Zillow Tech Hub

Optimizing Elasticsearch for Low Latency, Real-Time Recommendations

By Kelsey Juraschka on 15 Aug 2022

At Zillow, we incorporate personalized recommendations in many product areas to improve the user experience. The recommendations are incorporated into search results, Home Detail Page recommendation modules, and personalized collections, such as on the mobile updates tab.

These APIs must be low latency so that page load time is not impacted. Previously, we relied heavily on batch systems to provide recommendations for experiences other than personalized search results. This year, we have focused on generating most of our recommendations in real-time. Generating recommendations in real time allows us to capture new listings that come on the market and the most up-to-date user preferences.

The architecture behind real-time recommendations

First, let’s take a look at the architecture of our real-time recommendation system.
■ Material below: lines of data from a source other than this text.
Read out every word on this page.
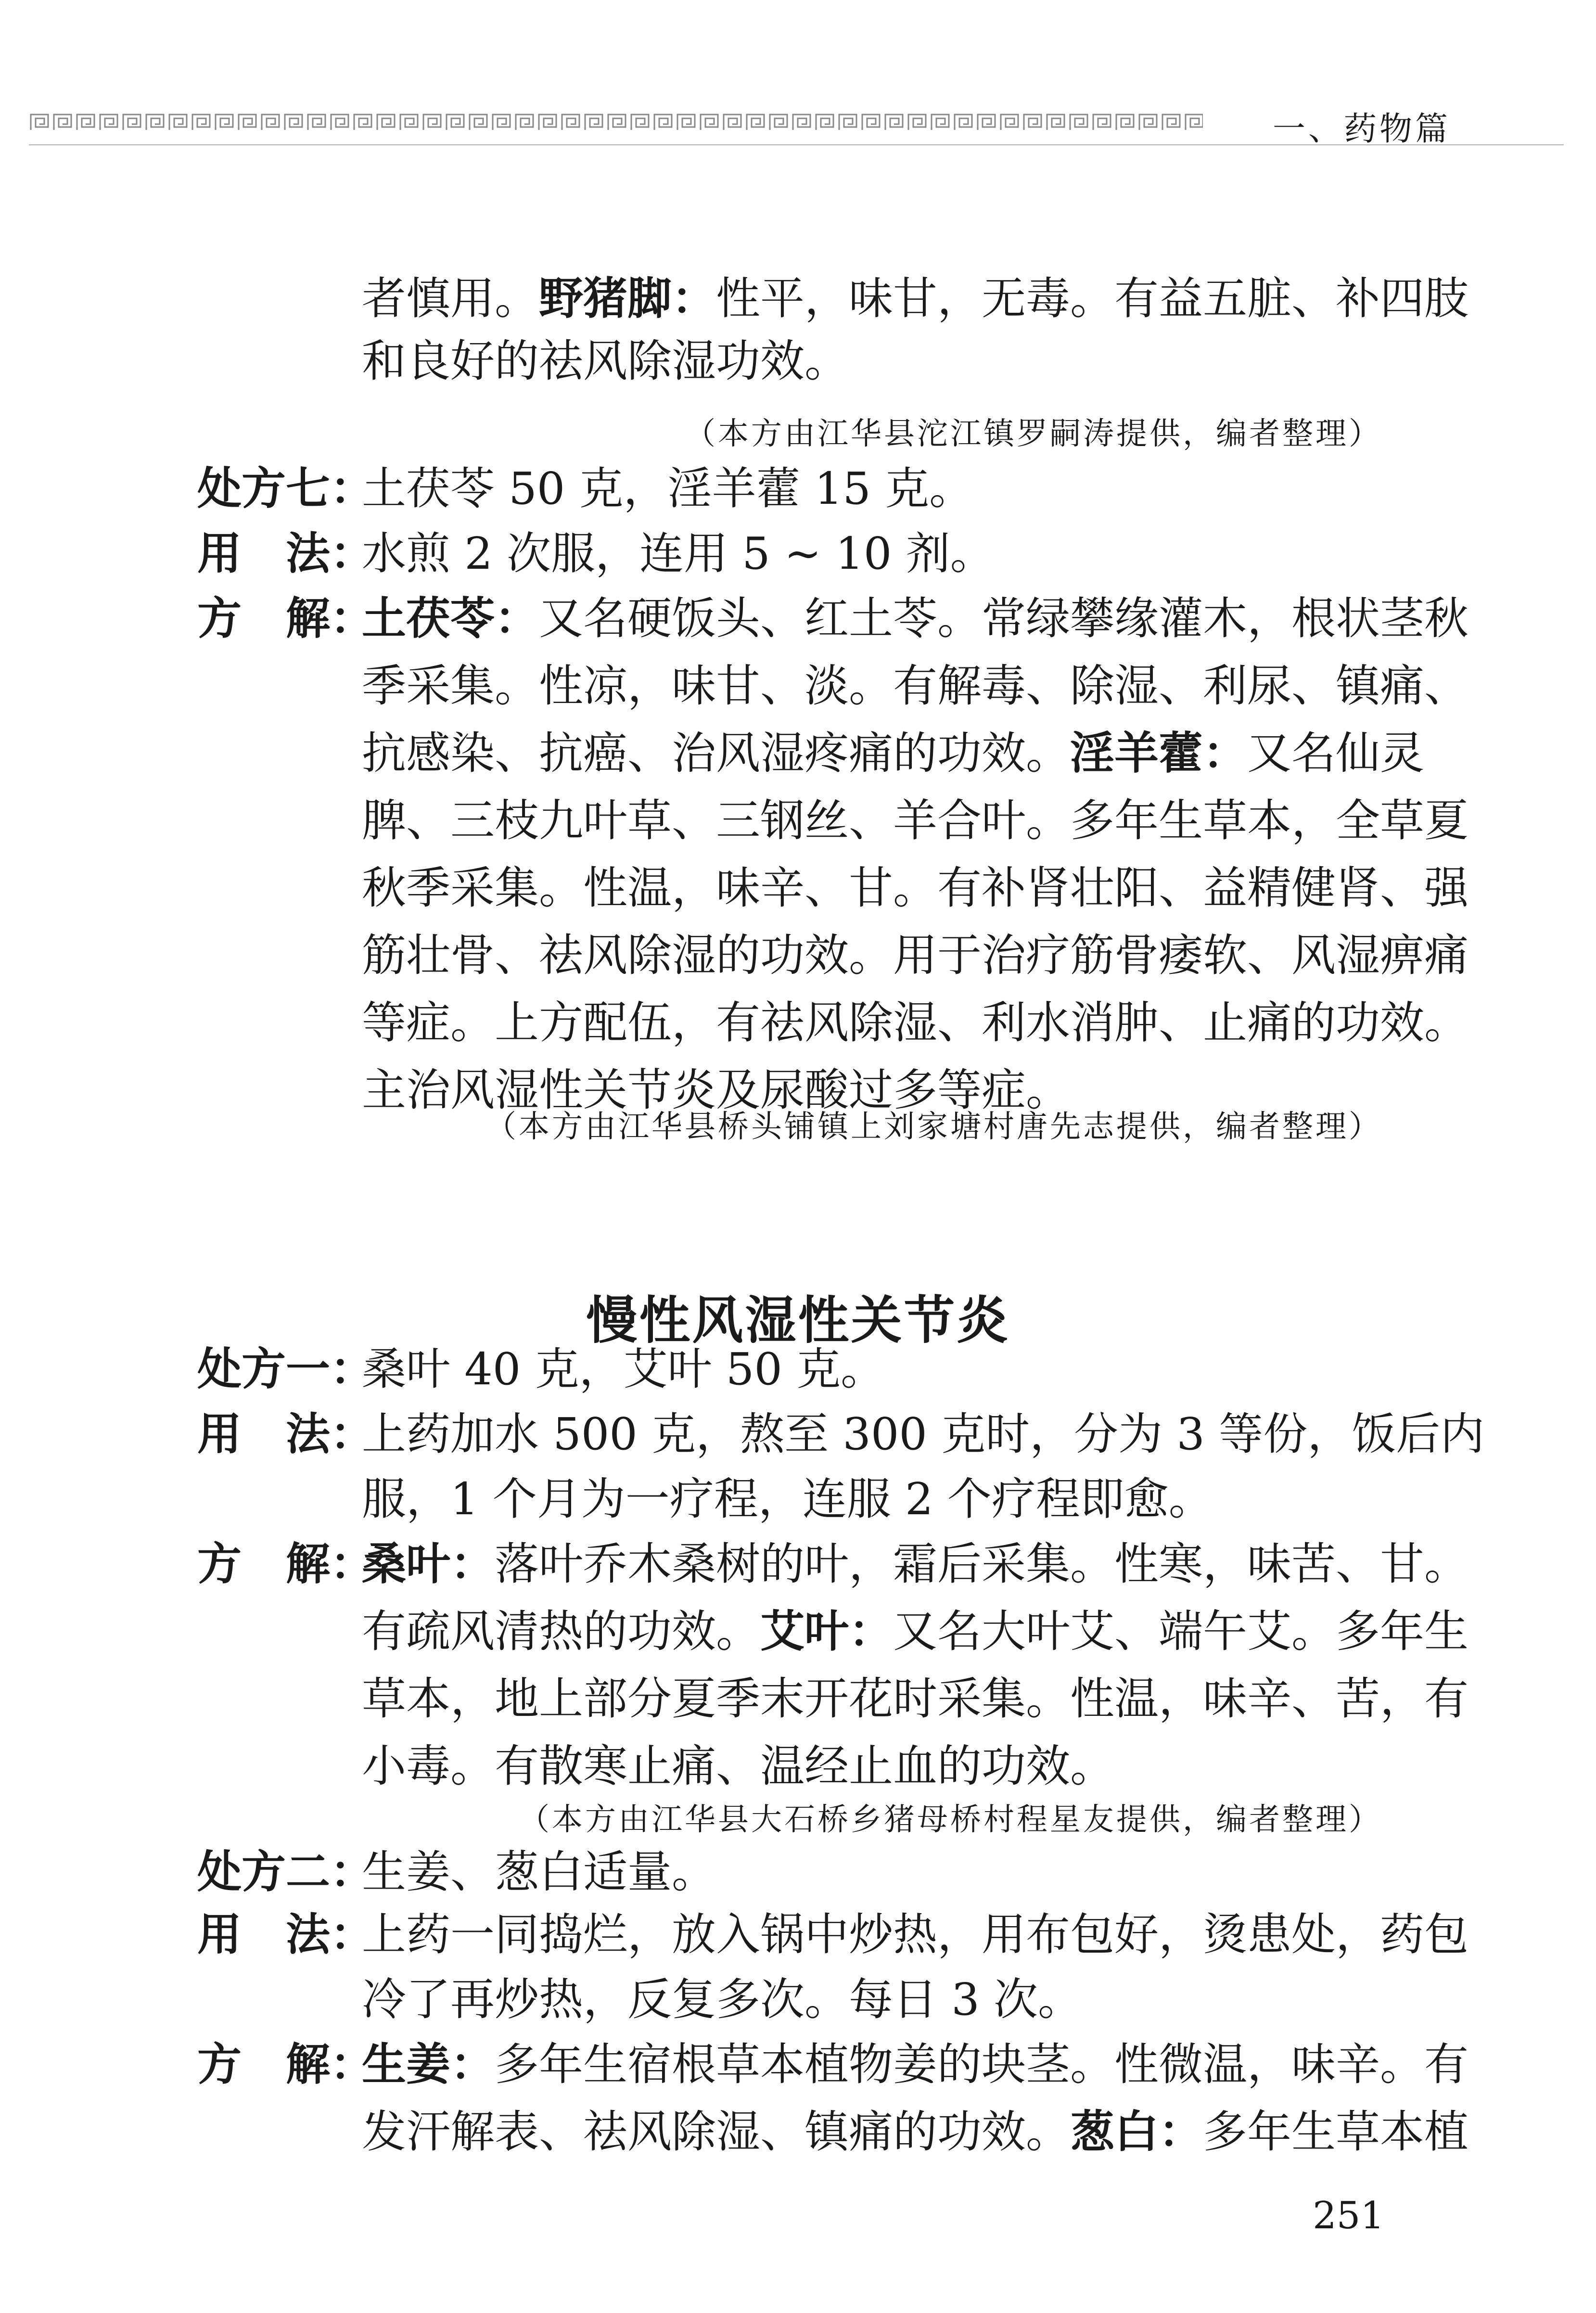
一、药物篇
者慎用。野猪脚：性平，味甘，无毒。有益五脏、补四肢
和良好的祛风除湿功效。
（本方由江华县沱江镇罗嗣涛提供，编者整理）
处方七：
土茯苓 50 克，淫羊藿 15 克。
用　法：
水煎 2 次服，连用 5 ~ 10 剂。
方　解：
土茯苓：又名硬饭头、红土苓。常绿攀缘灌木，根状茎秋
季采集。性凉，味甘、淡。有解毒、除湿、利尿、镇痛、
抗感染、抗癌、治风湿疼痛的功效。淫羊藿：又名仙灵
脾、三枝九叶草、三钢丝、羊合叶。多年生草本，全草夏
秋季采集。性温，味辛、甘。有补肾壮阳、益精健肾、强
筋壮骨、祛风除湿的功效。用于治疗筋骨痿软、风湿痹痛
等症。上方配伍，有祛风除湿、利水消肿、止痛的功效。
主治风湿性关节炎及尿酸过多等症。
（本方由江华县桥头铺镇上刘家塘村唐先志提供，编者整理）
慢性风湿性关节炎
处方一：
桑叶 40 克，艾叶 50 克。
用　法：
上药加水 500 克，熬至 300 克时，分为 3 等份，饭后内
服，1 个月为一疗程，连服 2 个疗程即愈。
方　解：
桑叶：落叶乔木桑树的叶，霜后采集。性寒，味苦、甘。
有疏风清热的功效。艾叶：又名大叶艾、端午艾。多年生
草本，地上部分夏季末开花时采集。性温，味辛、苦，有
小毒。有散寒止痛、温经止血的功效。
（本方由江华县大石桥乡猪母桥村程星友提供，编者整理）
处方二：
生姜、葱白适量。
用　法：
上药一同捣烂，放入锅中炒热，用布包好，烫患处，药包
冷了再炒热，反复多次。每日 3 次。
方　解：
生姜：多年生宿根草本植物姜的块茎。性微温，味辛。有
发汗解表、祛风除湿、镇痛的功效。葱白：多年生草本植
251
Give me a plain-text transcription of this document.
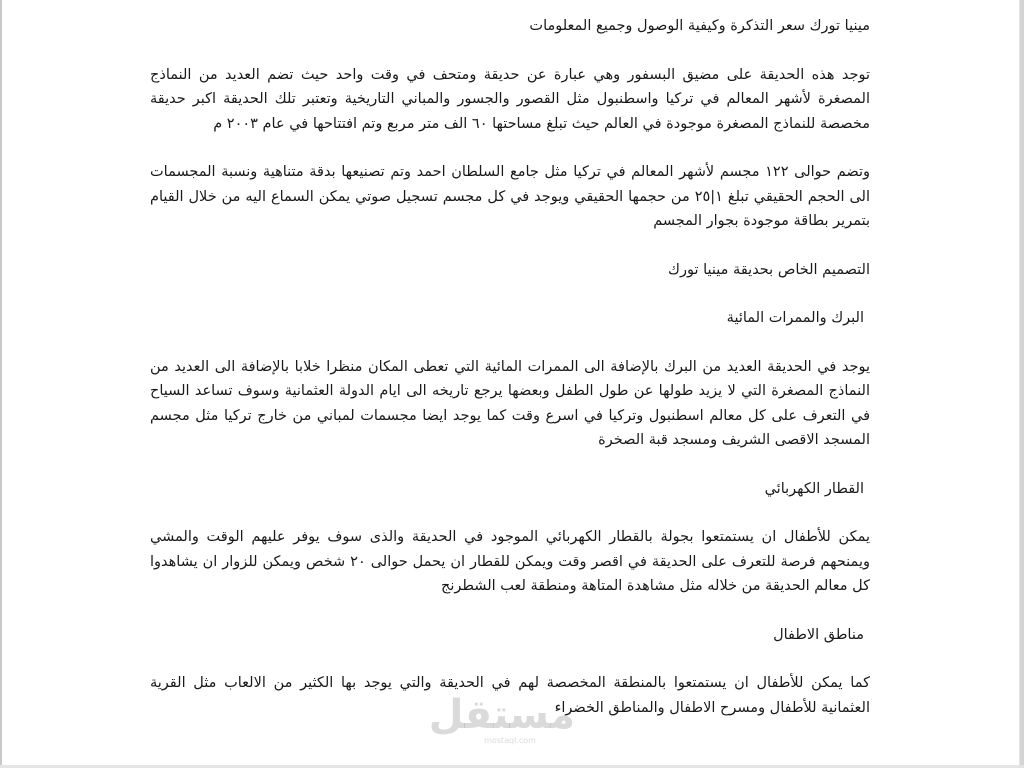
مينيا تورك سعر التذكرة وكيفية الوصول وجميع المعلومات

توجد هذه الحديقة على مضيق البسفور وهي عبارة عن حديقة ومتحف في وقت واحد حيث تضم العديد من النماذج المصغرة لأشهر المعالم في تركيا واسطنبول مثل القصور والجسور والمباني التاريخية وتعتبر تلك الحديقة اكبر حديقة مخصصة للنماذج المصغرة موجودة في العالم حيث تبلغ مساحتها ٦٠ الف متر مربع وتم افتتاحها في عام ٢٠٠٣ م

وتضم حوالى ١٢٢ مجسم لأشهر المعالم في تركيا مثل جامع السلطان احمد وتم تصنيعها بدقة متناهية ونسبة المجسمات الى الحجم الحقيقي تبلغ ١|٢٥ من حجمها الحقيقي ويوجد في كل مجسم تسجيل صوتي يمكن السماع اليه من خلال القيام بتمرير بطاقة موجودة بجوار المجسم

التصميم الخاص بحديقة مينيا تورك

البرك والممرات المائية

يوجد في الحديقة العديد من البرك بالإضافة الى الممرات المائية التي تعطى المكان منظرا خلابا بالإضافة الى العديد من النماذج المصغرة التي لا يزيد طولها عن طول الطفل وبعضها يرجع تاريخه الى ايام الدولة العثمانية وسوف تساعد السياح في التعرف على كل معالم اسطنبول وتركيا في اسرع وقت كما يوجد ايضا مجسمات لمباني من خارج تركيا مثل مجسم المسجد الاقصى الشريف ومسجد قبة الصخرة

القطار الكهربائي

يمكن للأطفال ان يستمتعوا بجولة بالقطار الكهربائي الموجود في الحديقة والذى سوف يوفر عليهم الوقت والمشي ويمنحهم فرصة للتعرف على الحديقة في اقصر وقت ويمكن للقطار ان يحمل حوالى ٢٠ شخص ويمكن للزوار ان يشاهدوا كل معالم الحديقة من خلاله مثل مشاهدة المتاهة ومنطقة لعب الشطرنج

مناطق الاطفال

كما يمكن للأطفال ان يستمتعوا بالمنطقة المخصصة لهم في الحديقة والتي يوجد بها الكثير من الالعاب مثل القرية العثمانية للأطفال ومسرح الاطفال والمناطق الخضراء

مستقل
mostaql.com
We use a combination of Java and Python for our services, Redis for distributed cache, Elasticsearch for candidate generation, and streaming data architecture for real-time updates to listings and user profiles (not included in the architecture below). We selected Elasticsearch as our listing back end because we require the ability to perform custom relevance sorting for each request.

When a request comes into the real-time recommendation service (rt-recs), the following happens:

Check Cache: The Redis cache is checked to see if a cached request can be returned.
Get User Profile: The user profile is requested from the User Profile Service. The user profile is updated in near real-time to reflect the user’s preferences.
Candidate Generation: The user profile, request arguments (filters such as location, min/max price, etc.), and configuration parameters are used to generate an elastic search request for candidate generation. The relevance score for the document is based on a linear model generated from the user profile. Elasticsearch must generate a maximum of 100 candidates from approximately 1.3 million listings.
Score Candidates: The relevance scorer is a Python service that scores the candidates and typically returns less than 10 recommendations.
Write to Cache: The response is cached, if applicable.

Each stage above is associated with a Hystrix circuit breaker timeout to ensure the request can be completed within the service-level agreement. The request spends the largest proportion of its time in the candidate generation phase. Historically, this has been the source of bottlenecks and timeouts for our real-time recommendation service.

The life span of an Elasticsearch request

An Elasticsearch request consists of three main phases: queue, query, and fetch. If all search threads are busy when the request reaches Elasticsearch, the request will wait in the queue.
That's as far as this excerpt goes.